L'esonero dai contributi previdenziali è previsto solo per i liberi professionisti il cui fatturato 2019 non abbia superato i 50.000 euro. Inoltre, i medici e gli odontoiatri che voglio usufruire del beneficio devono provare di aver avuto tra il 2019 e il 2020 una perdita di fatturato almeno del 33%. 

È poi in fase di discussione se estendere la possibilità di questa agevolazione fiscale anche ai medici pensionati assunti in via straordinaria per contenere l'infezione da Covid-19.

In attesa del decreto attuativo, l'ENPAM fa sapere che i pagamenti dei contributi sono rinviati di 30 giorni senza la applicazione di more e sanzioni.

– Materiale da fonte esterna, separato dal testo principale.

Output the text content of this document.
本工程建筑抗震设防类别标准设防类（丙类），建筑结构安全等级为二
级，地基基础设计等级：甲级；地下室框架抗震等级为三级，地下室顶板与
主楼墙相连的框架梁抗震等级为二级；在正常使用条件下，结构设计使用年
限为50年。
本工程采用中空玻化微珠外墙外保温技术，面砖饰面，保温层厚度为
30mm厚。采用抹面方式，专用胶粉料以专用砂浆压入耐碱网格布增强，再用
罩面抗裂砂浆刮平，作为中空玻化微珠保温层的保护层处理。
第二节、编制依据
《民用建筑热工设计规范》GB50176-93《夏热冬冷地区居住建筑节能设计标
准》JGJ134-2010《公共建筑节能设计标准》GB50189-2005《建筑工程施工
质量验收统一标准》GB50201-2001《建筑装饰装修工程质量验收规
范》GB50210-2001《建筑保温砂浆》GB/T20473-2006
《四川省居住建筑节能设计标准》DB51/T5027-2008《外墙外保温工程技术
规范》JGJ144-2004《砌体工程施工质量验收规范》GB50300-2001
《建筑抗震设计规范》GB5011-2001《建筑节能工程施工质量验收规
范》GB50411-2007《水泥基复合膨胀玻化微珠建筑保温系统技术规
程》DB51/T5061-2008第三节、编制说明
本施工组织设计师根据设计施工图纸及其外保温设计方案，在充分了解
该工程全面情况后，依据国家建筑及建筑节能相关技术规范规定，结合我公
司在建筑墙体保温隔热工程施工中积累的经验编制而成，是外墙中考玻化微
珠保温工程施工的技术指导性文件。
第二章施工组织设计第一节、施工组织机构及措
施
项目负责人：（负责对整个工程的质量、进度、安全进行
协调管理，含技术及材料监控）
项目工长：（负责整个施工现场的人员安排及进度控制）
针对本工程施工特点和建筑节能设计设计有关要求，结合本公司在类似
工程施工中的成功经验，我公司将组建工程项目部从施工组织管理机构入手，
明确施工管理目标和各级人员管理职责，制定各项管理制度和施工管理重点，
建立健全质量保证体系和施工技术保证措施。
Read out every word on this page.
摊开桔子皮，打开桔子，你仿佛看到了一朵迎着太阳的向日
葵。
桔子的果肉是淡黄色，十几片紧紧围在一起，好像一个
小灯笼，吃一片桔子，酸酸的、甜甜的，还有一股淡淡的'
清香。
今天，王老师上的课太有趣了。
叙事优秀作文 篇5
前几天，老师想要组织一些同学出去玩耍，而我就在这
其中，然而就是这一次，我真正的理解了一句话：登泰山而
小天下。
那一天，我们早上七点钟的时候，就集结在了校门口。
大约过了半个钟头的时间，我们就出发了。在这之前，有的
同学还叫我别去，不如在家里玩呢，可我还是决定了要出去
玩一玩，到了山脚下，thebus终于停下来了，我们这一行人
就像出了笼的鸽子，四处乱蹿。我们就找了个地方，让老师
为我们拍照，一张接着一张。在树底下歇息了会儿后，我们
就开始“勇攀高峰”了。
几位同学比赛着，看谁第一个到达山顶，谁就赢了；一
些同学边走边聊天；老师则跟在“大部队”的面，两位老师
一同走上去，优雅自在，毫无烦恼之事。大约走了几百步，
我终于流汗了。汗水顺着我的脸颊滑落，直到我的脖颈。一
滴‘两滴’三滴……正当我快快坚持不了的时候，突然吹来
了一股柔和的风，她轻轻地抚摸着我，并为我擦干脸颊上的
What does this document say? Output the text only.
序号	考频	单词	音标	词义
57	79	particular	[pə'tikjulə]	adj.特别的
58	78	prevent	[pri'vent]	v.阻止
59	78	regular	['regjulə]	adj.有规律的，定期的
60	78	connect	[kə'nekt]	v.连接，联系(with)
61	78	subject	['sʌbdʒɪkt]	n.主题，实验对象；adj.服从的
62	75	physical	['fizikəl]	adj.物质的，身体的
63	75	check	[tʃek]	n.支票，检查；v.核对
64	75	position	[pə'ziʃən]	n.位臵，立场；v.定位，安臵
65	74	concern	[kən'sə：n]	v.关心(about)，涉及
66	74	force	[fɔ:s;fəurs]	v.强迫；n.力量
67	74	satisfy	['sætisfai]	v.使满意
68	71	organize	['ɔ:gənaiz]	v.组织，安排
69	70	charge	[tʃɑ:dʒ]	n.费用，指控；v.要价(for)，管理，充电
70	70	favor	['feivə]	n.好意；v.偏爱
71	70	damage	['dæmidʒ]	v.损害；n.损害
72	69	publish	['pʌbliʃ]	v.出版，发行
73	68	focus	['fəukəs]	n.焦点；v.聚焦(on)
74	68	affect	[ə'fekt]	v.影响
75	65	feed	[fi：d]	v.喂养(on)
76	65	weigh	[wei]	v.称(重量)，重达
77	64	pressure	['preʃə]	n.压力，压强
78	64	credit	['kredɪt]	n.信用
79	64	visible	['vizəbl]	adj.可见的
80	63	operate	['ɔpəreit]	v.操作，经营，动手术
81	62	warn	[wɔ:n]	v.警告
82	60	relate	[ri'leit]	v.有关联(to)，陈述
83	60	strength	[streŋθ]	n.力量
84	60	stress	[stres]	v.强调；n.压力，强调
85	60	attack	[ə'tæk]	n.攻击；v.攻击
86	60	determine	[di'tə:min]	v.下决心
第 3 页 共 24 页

Dal canto suo, sempre aspettando il decreto, l'Ente di previdenza cercherà di individuare i possibili beneficiari dell'esenzione parziale o totale evitando di addebitare loro gli importi o spedire i bollettini.

Il provvedimento si è reso possibile perché lo Stato ha accettato di coprire parte dei costi della contribuzione previdenziale dei medici e degli odontoiatri.

In attesa dell’attuazione, quanti hanno i requisiti e voglio prenotarsi per ricevere il beneficio possono fare richiesta già adesso sul portale dell’ENPAM.